Thai politician (1924–2022)

Bhichai Rattakul (พิชัย รัตตกุล, , /th/; 16 September 1924 – 28 February 2022) was a Thai politician who served as the deputy prime minister from 1983 to 1990 and 1997 to 2000, speaker of the House of Representatives, and president of the National Assembly. He was also leader of the Democrat Party between 1982 and 1990, and the world president of Rotary International from 2002 to 2003.

== Early life and education ==
Bhichai Rattakul (陳裕財) was born on 16 September 1924 into a Thai Chinese family. He graduated from Bangkok Christian College and St Stephen's College in Hong Kong.

== Political career ==
He served as the deputy prime minister between 1983 and 1990 and between 1997 and 2000, the speaker of the House of Representatives and the president of the National Assembly, the leader of the Democrat Party between 1982 and 1990, and the world president of Rotary International between 2002 and 2003.

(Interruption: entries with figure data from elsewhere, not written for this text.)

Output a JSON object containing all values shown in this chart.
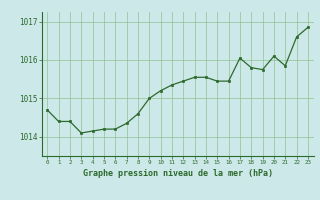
{
  "x": [
    0,
    1,
    2,
    3,
    4,
    5,
    6,
    7,
    8,
    9,
    10,
    11,
    12,
    13,
    14,
    15,
    16,
    17,
    18,
    19,
    20,
    21,
    22,
    23
  ],
  "y": [
    1014.7,
    1014.4,
    1014.4,
    1014.1,
    1014.15,
    1014.2,
    1014.2,
    1014.35,
    1014.6,
    1015.0,
    1015.2,
    1015.35,
    1015.45,
    1015.55,
    1015.55,
    1015.45,
    1015.45,
    1016.05,
    1015.8,
    1015.75,
    1016.1,
    1015.85,
    1016.6,
    1016.85
  ],
  "line_color": "#2d6a2d",
  "marker_color": "#2d6a2d",
  "bg_color": "#cce8e8",
  "grid_color": "#90c090",
  "axis_color": "#2d6a2d",
  "tick_label_color": "#2d6a2d",
  "xlabel": "Graphe pression niveau de la mer (hPa)",
  "xlabel_color": "#2d6a2d",
  "ylim": [
    1013.5,
    1017.25
  ],
  "yticks": [
    1014,
    1015,
    1016,
    1017
  ],
  "xlim": [
    -0.5,
    23.5
  ]
}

He was a past president of Rotary International, serving from 2002 to 2003, as well as an advisor and member of Rotary Club of Bangkok, the first Rotary Club in Thailand.

== Personal life ==
He was married to Khunying Jaruay Rattakul and had two sons and one daughter, whose names are Bhichit Rattakul, the former governor of Bangkok between 1996 and 2000, Anatchai Rattakul and Khunying Patchari Wongphaitoon.

== Death ==
Bhichai died of lung cancer at Siriraj Hospital, on 28 February 2022, at the age of 97.